Voici donc une proposition de loi-cadre qui, en proposant de s'affranchir de la loi, ouvre la voie à de nouvelles restitutions pour des restes humains qui n'auraient jamais dû entrer dans nos collections publiques. En effet, certains de ces restes humains ont été collectés à une époque où les considérations sur l'infériorité de certaines races avaient cours. Ils résultent de « pillages, trafics illicites, vols, fouilles et excavations sauvages, confiscations, échanges inéquitables […], mutilations volontaires des cadavres massacrés, recueil d'individus exposés », pour reprendre les mots du chercheur Laurent Berger. Nous gagnerons nous-mêmes en dignité en répondant aux demandes de restitution de ces restes par des États tiers, en opérant cette « décision de justice différée pour les populations opprimées par le passé ».

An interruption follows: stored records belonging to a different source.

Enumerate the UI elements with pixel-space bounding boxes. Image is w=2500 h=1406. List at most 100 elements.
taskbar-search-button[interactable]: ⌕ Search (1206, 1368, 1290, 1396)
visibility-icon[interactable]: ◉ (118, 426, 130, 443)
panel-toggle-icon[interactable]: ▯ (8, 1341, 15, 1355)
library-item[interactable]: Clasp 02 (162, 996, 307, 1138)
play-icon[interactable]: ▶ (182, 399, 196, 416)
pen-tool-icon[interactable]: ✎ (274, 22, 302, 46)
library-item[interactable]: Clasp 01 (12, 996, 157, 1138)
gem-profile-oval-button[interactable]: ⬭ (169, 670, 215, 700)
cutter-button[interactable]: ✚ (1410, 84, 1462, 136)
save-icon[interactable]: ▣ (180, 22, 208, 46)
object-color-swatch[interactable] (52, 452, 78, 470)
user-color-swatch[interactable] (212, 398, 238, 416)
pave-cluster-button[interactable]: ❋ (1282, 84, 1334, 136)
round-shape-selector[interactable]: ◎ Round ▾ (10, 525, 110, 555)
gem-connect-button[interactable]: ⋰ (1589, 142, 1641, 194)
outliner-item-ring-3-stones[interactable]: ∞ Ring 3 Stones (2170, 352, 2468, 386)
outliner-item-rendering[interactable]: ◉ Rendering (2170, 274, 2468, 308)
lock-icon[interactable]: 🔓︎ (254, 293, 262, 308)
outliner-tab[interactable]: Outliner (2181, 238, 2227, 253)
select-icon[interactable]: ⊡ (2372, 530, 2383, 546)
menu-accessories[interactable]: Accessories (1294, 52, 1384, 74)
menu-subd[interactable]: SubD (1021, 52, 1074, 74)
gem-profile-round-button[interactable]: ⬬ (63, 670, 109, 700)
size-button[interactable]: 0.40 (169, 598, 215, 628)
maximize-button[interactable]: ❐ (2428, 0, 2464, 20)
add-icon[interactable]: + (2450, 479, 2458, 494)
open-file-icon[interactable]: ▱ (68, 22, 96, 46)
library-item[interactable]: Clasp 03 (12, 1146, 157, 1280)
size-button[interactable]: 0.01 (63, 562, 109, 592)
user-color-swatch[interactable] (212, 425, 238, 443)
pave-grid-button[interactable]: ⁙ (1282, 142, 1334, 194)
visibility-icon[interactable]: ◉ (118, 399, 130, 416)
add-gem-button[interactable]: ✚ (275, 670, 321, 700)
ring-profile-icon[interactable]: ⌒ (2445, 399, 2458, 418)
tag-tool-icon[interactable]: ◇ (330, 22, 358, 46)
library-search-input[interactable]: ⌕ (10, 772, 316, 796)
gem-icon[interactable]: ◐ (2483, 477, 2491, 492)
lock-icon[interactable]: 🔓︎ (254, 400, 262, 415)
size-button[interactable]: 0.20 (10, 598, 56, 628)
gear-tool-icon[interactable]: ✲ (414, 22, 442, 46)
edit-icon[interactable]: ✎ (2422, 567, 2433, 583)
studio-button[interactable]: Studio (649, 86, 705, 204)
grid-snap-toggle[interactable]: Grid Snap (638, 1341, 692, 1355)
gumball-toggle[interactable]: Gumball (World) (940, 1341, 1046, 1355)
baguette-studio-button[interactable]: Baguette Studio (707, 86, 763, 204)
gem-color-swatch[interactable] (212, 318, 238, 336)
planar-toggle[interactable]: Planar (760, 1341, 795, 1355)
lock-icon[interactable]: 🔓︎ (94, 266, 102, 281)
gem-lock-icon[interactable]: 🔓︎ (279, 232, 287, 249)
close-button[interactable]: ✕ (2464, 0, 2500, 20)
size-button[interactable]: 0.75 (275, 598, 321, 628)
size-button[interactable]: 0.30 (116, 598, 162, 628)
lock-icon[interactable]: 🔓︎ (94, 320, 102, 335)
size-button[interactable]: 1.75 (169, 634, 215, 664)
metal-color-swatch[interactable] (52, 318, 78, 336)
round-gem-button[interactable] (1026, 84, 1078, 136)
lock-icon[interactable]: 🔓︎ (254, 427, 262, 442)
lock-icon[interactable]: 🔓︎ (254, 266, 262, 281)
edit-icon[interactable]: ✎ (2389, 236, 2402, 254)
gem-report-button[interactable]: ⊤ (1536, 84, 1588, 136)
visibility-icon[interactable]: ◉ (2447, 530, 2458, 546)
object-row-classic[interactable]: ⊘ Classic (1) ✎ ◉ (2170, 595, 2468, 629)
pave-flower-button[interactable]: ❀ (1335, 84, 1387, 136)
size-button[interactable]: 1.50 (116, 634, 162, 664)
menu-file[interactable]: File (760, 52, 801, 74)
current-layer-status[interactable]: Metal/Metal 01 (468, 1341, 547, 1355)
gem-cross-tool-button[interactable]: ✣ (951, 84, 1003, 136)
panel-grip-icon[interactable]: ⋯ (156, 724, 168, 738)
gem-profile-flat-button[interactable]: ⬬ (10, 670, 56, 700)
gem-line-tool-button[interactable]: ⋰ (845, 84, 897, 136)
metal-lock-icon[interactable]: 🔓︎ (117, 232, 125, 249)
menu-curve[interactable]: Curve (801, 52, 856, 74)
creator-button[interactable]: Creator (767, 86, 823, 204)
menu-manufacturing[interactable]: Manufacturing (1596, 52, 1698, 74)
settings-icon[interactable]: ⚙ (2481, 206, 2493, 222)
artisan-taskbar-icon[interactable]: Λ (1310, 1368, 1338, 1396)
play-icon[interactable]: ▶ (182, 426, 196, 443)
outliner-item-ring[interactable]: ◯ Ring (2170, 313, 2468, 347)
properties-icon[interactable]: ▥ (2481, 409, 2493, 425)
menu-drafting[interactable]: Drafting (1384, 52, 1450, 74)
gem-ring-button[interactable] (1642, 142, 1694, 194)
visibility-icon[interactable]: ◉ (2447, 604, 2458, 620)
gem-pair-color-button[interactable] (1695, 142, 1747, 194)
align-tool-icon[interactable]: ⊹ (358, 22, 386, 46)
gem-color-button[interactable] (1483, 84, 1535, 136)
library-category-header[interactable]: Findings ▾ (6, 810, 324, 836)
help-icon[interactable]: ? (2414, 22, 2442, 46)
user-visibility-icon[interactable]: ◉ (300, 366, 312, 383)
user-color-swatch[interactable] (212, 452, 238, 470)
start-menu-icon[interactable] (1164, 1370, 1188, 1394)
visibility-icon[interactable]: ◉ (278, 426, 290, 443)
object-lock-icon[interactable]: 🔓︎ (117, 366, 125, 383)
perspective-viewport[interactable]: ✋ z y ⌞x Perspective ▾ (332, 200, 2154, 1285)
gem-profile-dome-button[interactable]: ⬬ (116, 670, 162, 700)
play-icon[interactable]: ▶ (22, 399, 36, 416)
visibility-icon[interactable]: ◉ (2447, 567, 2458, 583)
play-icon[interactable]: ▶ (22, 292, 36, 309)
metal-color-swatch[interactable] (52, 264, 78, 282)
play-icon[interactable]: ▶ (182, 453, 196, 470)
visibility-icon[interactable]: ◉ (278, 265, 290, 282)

Pour les restes humains ultramarins, nous nous satisfaisons de voir que le travail de réflexion entamé au Sénat se poursuivra avec la remise d'un rapport. Nous n'oublions pas que nos compatriotes ont, eux aussi, pu être les victimes, sur le sol hexagonal, de zoos humains.
Pour terminer, je voudrais vous confier une réflexion. Il y a quelques jours, je regardais un documentaire d'Arte sur un chantier de fouilles en Italie. Les os d'une femme étrusque étaient minutieusement récupérés, classés, prélevés. Derrière l'intérêt scientifique évident de ces fouilles et la nécessité de faire progresser nos connaissances pour les transmettre à la postérité se pose la question essentielle du respect dû à une tombe. La sagesse et cette proposition de loi nous invitent à faire clairement la différence entre la nécessaire mise en valeur et en lumière de civilisations anciennes et ce qui relève manifestement du recel, de l'exhibition malveillante et raciste. Il est indispensable que les communautés d'origine puissent honorer la mémoire de ceux qui, parmi elles, furent les victimes de ces actions indignes.
C'est ce que permettra ce texte, dont la portée est d'autant plus forte que nous venons d'honorer nos morts, le 2 novembre, et nos anciens combattants ce week-end. C'est aussi le rappel d'une histoire qu'il faut toujours interroger, regarder de face et réparer, pour que les cicatrices d'hier n'engendrent pas les désaccords et les conflits de demain. En un mot, c'est un geste de paix qu'accomplit cette belle proposition. Nous la voterons avec enthousiasme.